Leurs interventions s’inscrivent dans un schéma d’ouverture
et d’éclaircissement qui, à terme, facilite la
réalisation de nos souhaits, s’ils sont justes », souligne
la médium Jade Devaux, auteur de «
Ce que
les guides me murmurent ». Plus largement, parler
des enjeux de notre être au monde questionne de
facto notre place (et celle de notre destinée) dans
l’espace-temps... «
Nous vivons un moment privilégié
de l’histoire de la convergence de la science et de
la tradition séculaire. Le destin de notre monde et
notre évolution dépendent de notre détermination
à nous ouvrir aux énergies éternelles de l’univers »,
s’enthousiasme Patrick Drouot, physicien, spécialiste
de l’expérimentation des états d’expansion
de conscience et des thérapies quantiques (voir
encadré). Il devient en tout cas de plus en plus
évident que le corps, lieu de l’éprouvé de notre
destinée, n’est qu’une interface ou une caisse de
résonance, alors que la conscience, elle, est non
localisée ; totale et infinie, elle se trouve partout,
dans une dimension qui n’est liée ni à un temps
ni à un lieu. Une vision quantique qui déploie
sacrément la perspective de notre destinée ! Au
final, pour échapper à une vision trop étriquée du
destin ou au flottement d’un libre arbitre absolu,
et ainsi sortir de l’absurde, la balance est peut-être
à trouver dans cet appel d’Anne Ancelin Schützenberger,
quintessence de sa destinée : «
À la limite,
le seul choix est existentiel : être impliqué ou ne pas
être impliqué. »
La voie du cœur
Et si, face au vertige existentiel, la réponse était à aller chercher du côté du coeur ?

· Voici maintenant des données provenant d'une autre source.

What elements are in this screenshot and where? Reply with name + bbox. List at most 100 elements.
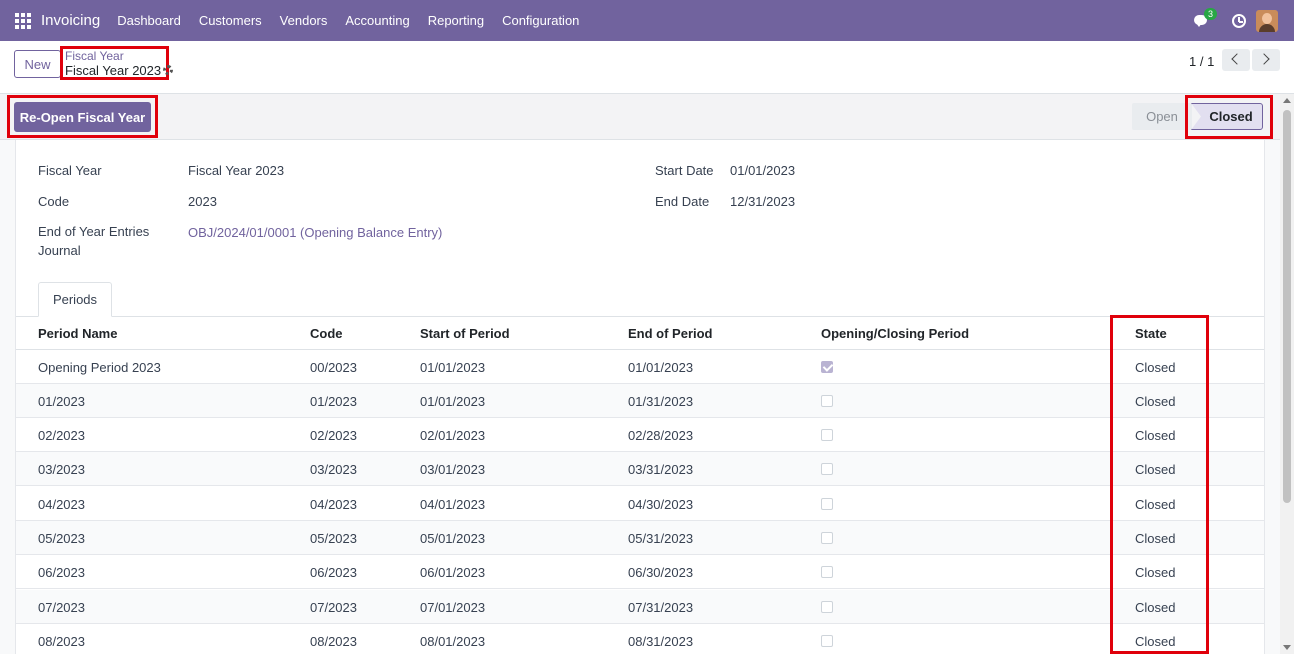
period-end-cell: 02/28/2023 xyxy=(628,428,694,443)
opening-closing-checkbox xyxy=(821,566,833,578)
period-start-cell: 06/01/2023 xyxy=(420,565,486,580)
opening-closing-checkbox xyxy=(821,429,833,441)
state-column-highlight xyxy=(1110,315,1209,654)
period-start-cell: 03/01/2023 xyxy=(420,462,486,477)
period-end-cell: 05/31/2023 xyxy=(628,531,694,546)
period-end-cell: 08/31/2023 xyxy=(628,634,694,649)
end-entries-label-line1: End of Year Entries xyxy=(38,224,150,239)
table-row[interactable]: 02/2023 02/2023 02/01/2023 02/28/2023 Closed xyxy=(16,418,1264,452)
period-name-cell: 05/2023 xyxy=(38,531,85,546)
table-row[interactable]: 03/2023 03/2023 03/01/2023 03/31/2023 Closed xyxy=(16,452,1264,486)
period-code-cell: 04/2023 xyxy=(310,497,357,512)
menu-configuration[interactable]: Configuration xyxy=(493,13,588,28)
scrollbar-thumb[interactable] xyxy=(1283,110,1291,503)
period-end-cell: 07/31/2023 xyxy=(628,600,694,615)
period-code-cell: 08/2023 xyxy=(310,634,357,649)
top-navbar: Invoicing Dashboard Customers Vendors Ac… xyxy=(0,0,1294,41)
period-name-cell: 03/2023 xyxy=(38,462,85,477)
period-name-cell: 02/2023 xyxy=(38,428,85,443)
col-code[interactable]: Code xyxy=(310,326,343,341)
form-sheet: Fiscal Year Fiscal Year 2023 Code 2023 E… xyxy=(15,140,1265,654)
period-end-cell: 03/31/2023 xyxy=(628,462,694,477)
end-date-label: End Date xyxy=(655,194,710,209)
table-row[interactable]: 04/2023 04/2023 04/01/2023 04/30/2023 Closed xyxy=(16,487,1264,521)
pager-value[interactable]: 1 / 1 xyxy=(1189,54,1214,69)
period-start-cell: 08/01/2023 xyxy=(420,634,486,649)
breadcrumb-parent[interactable]: Fiscal Year xyxy=(65,49,124,63)
period-end-cell: 06/30/2023 xyxy=(628,565,694,580)
table-row[interactable]: Opening Period 2023 00/2023 01/01/2023 01/0… xyxy=(16,350,1264,384)
period-code-cell: 01/2023 xyxy=(310,394,357,409)
period-code-cell: 03/2023 xyxy=(310,462,357,477)
table-row[interactable]: 01/2023 01/2023 01/01/2023 01/31/2023 Closed xyxy=(16,384,1264,418)
table-row[interactable]: 06/2023 06/2023 06/01/2023 06/30/2023 Closed xyxy=(16,555,1264,589)
period-end-cell: 04/30/2023 xyxy=(628,497,694,512)
start-date-label: Start Date xyxy=(655,163,714,178)
code-label: Code xyxy=(38,194,70,209)
chat-count-badge: 3 xyxy=(1204,7,1218,20)
period-start-cell: 04/01/2023 xyxy=(420,497,486,512)
scroll-down-icon[interactable] xyxy=(1283,645,1291,650)
opening-closing-checkbox xyxy=(821,635,833,647)
col-end-of-period[interactable]: End of Period xyxy=(628,326,713,341)
table-row[interactable]: 07/2023 07/2023 07/01/2023 07/31/2023 Closed xyxy=(16,590,1264,624)
gear-icon[interactable] xyxy=(163,65,173,75)
form-statusbar: Re-Open Fiscal Year Open Closed xyxy=(0,94,1280,140)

C’est ce que propose le médium et thérapeute Christophe Jacob dans son
ouvrage Le coeur quantique. Les psys, les chamanes, mais aussi le monde
des esprits (s’exprimant par la voix des médiums), s’accordent à dire que la
perte de sens et le mal-être actuels proviennent du fait que nous sommes
« fragmentés ». À travers « un processus de connexion à tous les univers utilisant
l’intuition et la médiumnité comme supports, via des méditations guidées
», précise Christophe Jacob, nous passons d’un champ de conscience
purement neuronal à un nouveau paradigme qui ouvre la voie à l’intelligence
du coeur, nous permettant d’accéder à des paliers plus élevés de la réalité
et de la vie.
« En devenant coeur quantique, cette nouvelle architecture
de perception nous mène vers une meilleure manière d’embrasser le monde
dans toute sa complexité pour retrouver notre être, notre origine perdue et
notre devenir, afin de nous déployer dans une existence et un monde plus
équitables, justes, prospères et durables. À la clé, la découverte de ce qui
constitue notre être profond : notre âme immortelle », explique, en préface,
le physicien Patrick Drouot, spécialiste des thérapies quantiques.